Hoher Besuch an der Katholischen Hauptschule Itterstraße: Dagmar Wandt, Leiterin Amt für Schule und Bildung der Landeshauptstadt Düsseldorf, Birgitta Kubsch-von Harten, Vorsitzende der Geschäftsführung Agentur für Arbeit, und u.a. Michael Grütering, Hauptgeschäftsführer der Düsseldorfer Arbeitgeberverbände, ziehen nach dem ersten Projektjahr der Girls‘ & Boys‘ Academy in Düsseldorf eine Zwischenbilanz und sprechen mit Schülerinnen und Schülern, Lehrkräften und Unternehmensvertretern.

Seit Jahren verändert sich das Ausbildungswahlverhalten von Mädchen und Jungen kaum: Der Kraftfahrzeugmechatroniker ist ein beliebter Ausbildungsberuf in Düsseldorf. Rund 96* Prozent der Azubis sind Jungs. Oder ein anderes Beispiel: Rund 98* Prozent der Auszubildenden als Medizinische Fachangestellte in unserer Stadt sind Mädchen.

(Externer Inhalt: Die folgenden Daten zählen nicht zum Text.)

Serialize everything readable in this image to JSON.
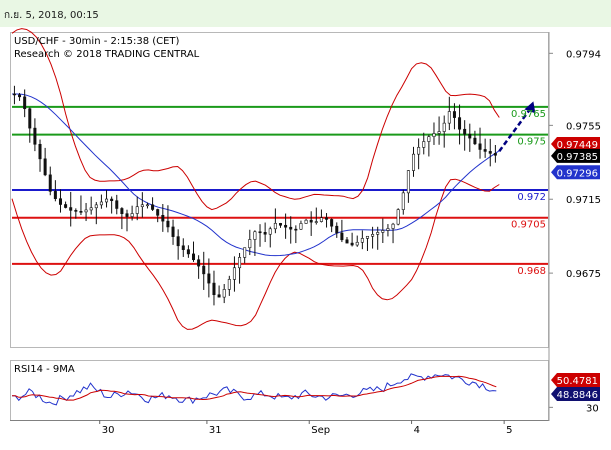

Mit der Girls‘ & Boys‘ Academy schaffen die Landeshauptstadt Düsseldorf, die Agentur für Arbeit, die Arbeitgeberverbände in Düsseldorf und das Ministerium für Heimat, Kommunales, Bau und Gleichstellung des Landes Nordrhein-Westfalen ein neues Konzept, um das Thema „Mädchen und Jungen in jeweils für sie untypischen Berufsfeldern“ neu anzugehen. Düsseldorf ist eine von insgesamt fünf Modellregionen in NRW.

Ihrer individuellen Stärken und Talenten oftmals nicht bewusst, denken Mädchen und Jungen in längst überholten Rollenbildern und wählen einen – ihrem Geschlecht zugeschriebenen – Beruf. Noch heute entscheiden sich Mädchen eher für Berufsfelder aus dem SAGE-Bereich (soziale Arbeit, Gesundheit und Pflege sowie Erziehung und Bildung) und Jungen aus dem MINT-Bereich (Mathematik, Informatik, Naturwissenschaften, Technik). Schade, denn so schränken sie ihre Berufswahl ein! Aus diesem Grund gibt es in unserer Stadt die Girls‘ + Boys‘ Academy.

Gefördert wird das innovative und in diesem fokussierten und individuellen Format für Deutschland einmalige Projekt von der Agentur für Arbeit Düsseldorf und der Landeshauptstadt Düsseldorf. Träger ist die Stiftung Pro Ausbildung, eine Initiative der Arbeitgeber der Metall- und Elektroindustrie in Düsseldorf.

Das kurzweilige Konzept begleitet Düsseldorfer Mädchen und Jungen (rund 100 Schülerinnen und Schüler im ersten Projektjahr. Im zweiten Projektjahr erwarten wir ca. 200 Schülerinnen und Schüler) in einem intensiven, kontinuierlichen Prozess. Innerhalb dieses Prozesses können sie ihre Persönlichkeit weiterentwickeln, ihre Interessen erkunden, ihre Stärken entdecken, soziale Kompetenzen erlernen, sich selbst reflektieren sowie weibliche bzw. männliche Vorbilder in den jeweiligen Berufsfeldern kennenlernen.

Erste Kooperationsschule in Düsseldorf ist die KHS Itterstraße. Weitere Kooperationsschulen sind die GHS Graf-Recke-Straße und die Städt. Gesamtschule Stettiner Straße. Unterstützt wird die Academy u.a. von Bosch Sicherheitssysteme, Diakonie Düsseldorf, Rheinbahn, Stadtwerke Düsseldorf, den Abenteuerspielplätzen Düsseldorf, dem Jugendamt und vielen weiteren externen Partnern.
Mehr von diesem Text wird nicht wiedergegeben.